Certains s’interrogent sur la possibilité juridique d’une telle convocation dans le système actuel. Une option qui se dégage repose sur l’annonce d’un référendum législatif (selon l’article 11 de l’actuelle Constitution) convoquant l’Assemblée constituante au lendemain de l’élection présidentielle, avec par exemple un vote lors du 1er tour des élections législatives (début juin 2017) ; en cas de victoire du « oui », convocation de l’Assemblée constituante à l’automne 2017. Le calendrier des travaux de l’Assemblée constituante a aussi été abordé et notamment la durée (non inférieure à 18 mois et deux ans maximum). À l’issue des travaux, un référendum sur le texte proposé par l’Assemblée constituante sera proposé au peuple ; en cas de victoire du « oui », la nouvelle Constitution pourra être promulguée.

Les règles applicables aux membres de l’Assemblée constituante sont très souvent abordées. Un point semble faire consensus : les membres de l’Assemblée constituante ne devront pas avoir fait partie du pouvoir exécutif ou du Parlement du régime actuel, et ils n’auront pas vocation à exercer de fonctions exécutives ou législatives dans le régime politique dont ils auront rédigé la Constitution.

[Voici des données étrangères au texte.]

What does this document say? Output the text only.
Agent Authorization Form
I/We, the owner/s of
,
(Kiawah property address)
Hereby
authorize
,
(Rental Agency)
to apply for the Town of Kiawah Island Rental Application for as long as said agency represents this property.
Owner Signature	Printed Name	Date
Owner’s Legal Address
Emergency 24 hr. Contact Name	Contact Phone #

Le mode de désignation des membres est plus débattu. Si la nécessité d’une juste représentation des différents courants d’opinion qui existent dans la société française ne fait évidemment aucun doute (ce qui milite plutôt pour une élection à la proportionnelle), il semble légitime que le point de vue des partisans du tirage au sort selon différents degrés puisse également être pris en compte. Une solution de synthèse devra donc être recherchée en ce sens.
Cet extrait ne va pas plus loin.